La paura va educata perché serve a sentirsi, a sentire, ad attivarsi, a scegliere, a vivere e sapere cos’è la felicità, anche delle piccole cose.
Paura. Questa parola rimbalza continuamente tra testate giornalistiche, radio e tv, o social. Sentendola pronunciare evoca in noi allerta, angoscia, inquietudine, turbamento. Genera mostri e rende reali – nelle cronache – incubi che, forse da sempre, ci appartengono. Nell’etimologia della parola terrore c’è letteralmente il concetto di far tremare, muovere, agitare, sposare di qua e di là. Da qui deriva anche il verbo atterrire. Questo rimanda alla turbolenza interiore provocata dalla paura che nasce in noi sentendo notizie che si ripetono, che vengono riproposte e spesso amplificate – forse eccessivamente – nel corso dei giorni.

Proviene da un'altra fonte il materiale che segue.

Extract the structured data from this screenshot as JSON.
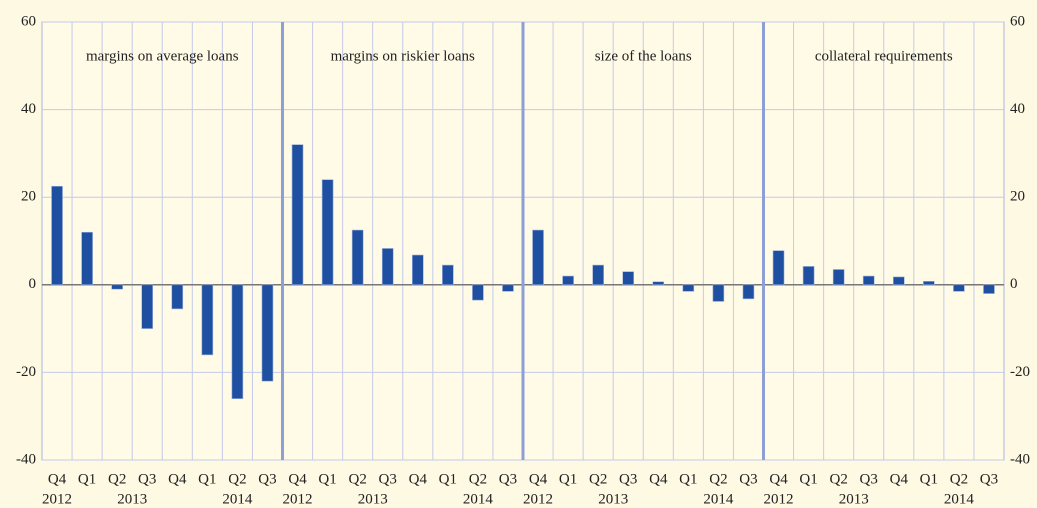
{
  "chart_data": {
    "type": "bar",
    "color": "#1f4fa0",
    "ylim": [
      -40,
      60
    ],
    "yticks": [
      -40,
      -20,
      0,
      20,
      40,
      60
    ],
    "y2lim": [
      -40,
      60
    ],
    "y2ticks": [
      -40,
      -20,
      0,
      20,
      40,
      60
    ],
    "grid": true,
    "panels": [
      {
        "title": "margins on average loans",
        "groups": [
          {
            "name": "2012",
            "categories": [
              "Q4"
            ]
          },
          {
            "name": "2013",
            "categories": [
              "Q1",
              "Q2",
              "Q3",
              "Q4"
            ]
          },
          {
            "name": "2014",
            "categories": [
              "Q1",
              "Q2",
              "Q3"
            ]
          }
        ],
        "values": [
          22.5,
          12,
          -1,
          -10,
          -5.5,
          -16,
          -26,
          -22
        ]
      },
      {
        "title": "margins on riskier loans",
        "groups": [
          {
            "name": "2012",
            "categories": [
              "Q4"
            ]
          },
          {
            "name": "2013",
            "categories": [
              "Q1",
              "Q2",
              "Q3",
              "Q4"
            ]
          },
          {
            "name": "2014",
            "categories": [
              "Q1",
              "Q2",
              "Q3"
            ]
          }
        ],
        "values": [
          32,
          24,
          12.5,
          8.3,
          6.8,
          4.5,
          -3.5,
          -1.5
        ]
      },
      {
        "title": "size of the loans",
        "groups": [
          {
            "name": "2012",
            "categories": [
              "Q4"
            ]
          },
          {
            "name": "2013",
            "categories": [
              "Q1",
              "Q2",
              "Q3",
              "Q4"
            ]
          },
          {
            "name": "2014",
            "categories": [
              "Q1",
              "Q2",
              "Q3"
            ]
          }
        ],
        "values": [
          12.5,
          2,
          4.5,
          3,
          0.7,
          -1.5,
          -3.8,
          -3.2
        ]
      },
      {
        "title": "collateral requirements",
        "groups": [
          {
            "name": "2012",
            "categories": [
              "Q4"
            ]
          },
          {
            "name": "2013",
            "categories": [
              "Q1",
              "Q2",
              "Q3",
              "Q4"
            ]
          },
          {
            "name": "2014",
            "categories": [
              "Q1",
              "Q2",
              "Q3"
            ]
          }
        ],
        "values": [
          7.8,
          4.2,
          3.5,
          2,
          1.8,
          0.8,
          -1.5,
          -2
        ]
      }
    ]
  }
}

Di fronte al panico che la paura genera dovremmo provare a non lasciarci scuotere eccessivamente né farci paralizzare dalla paura e dall’insicurezza e cercare di capire solamente come difenderci, magari in maniera errata o altrettanto rischiosa. Se ci pensate i ponti, le torri, molte strutture costruite per reggere alla forti vibrazioni sono resistenti proprio perché capaci di oscillare, assecondando il movimento che le agita; altrimenti crollerebbero. Sono costruzioni armonicamente plastiche e mobili, pena la loro fine. Così dovremmo fare in modo che sia anche per noi: il terrore che ci scuote dovrebbe renderci vigili, mobili nel leggere ciò che accade, desti nel vedere cosa quel terrore ci mostra. Perché il terrore ci fa vedere in maniera concreta la possibilità che la nostra vita, come la conosciamo, cambi profondamente, anche nelle sue abitudini più radicate o abbia fine e diventi invalidata da paura e paralisi.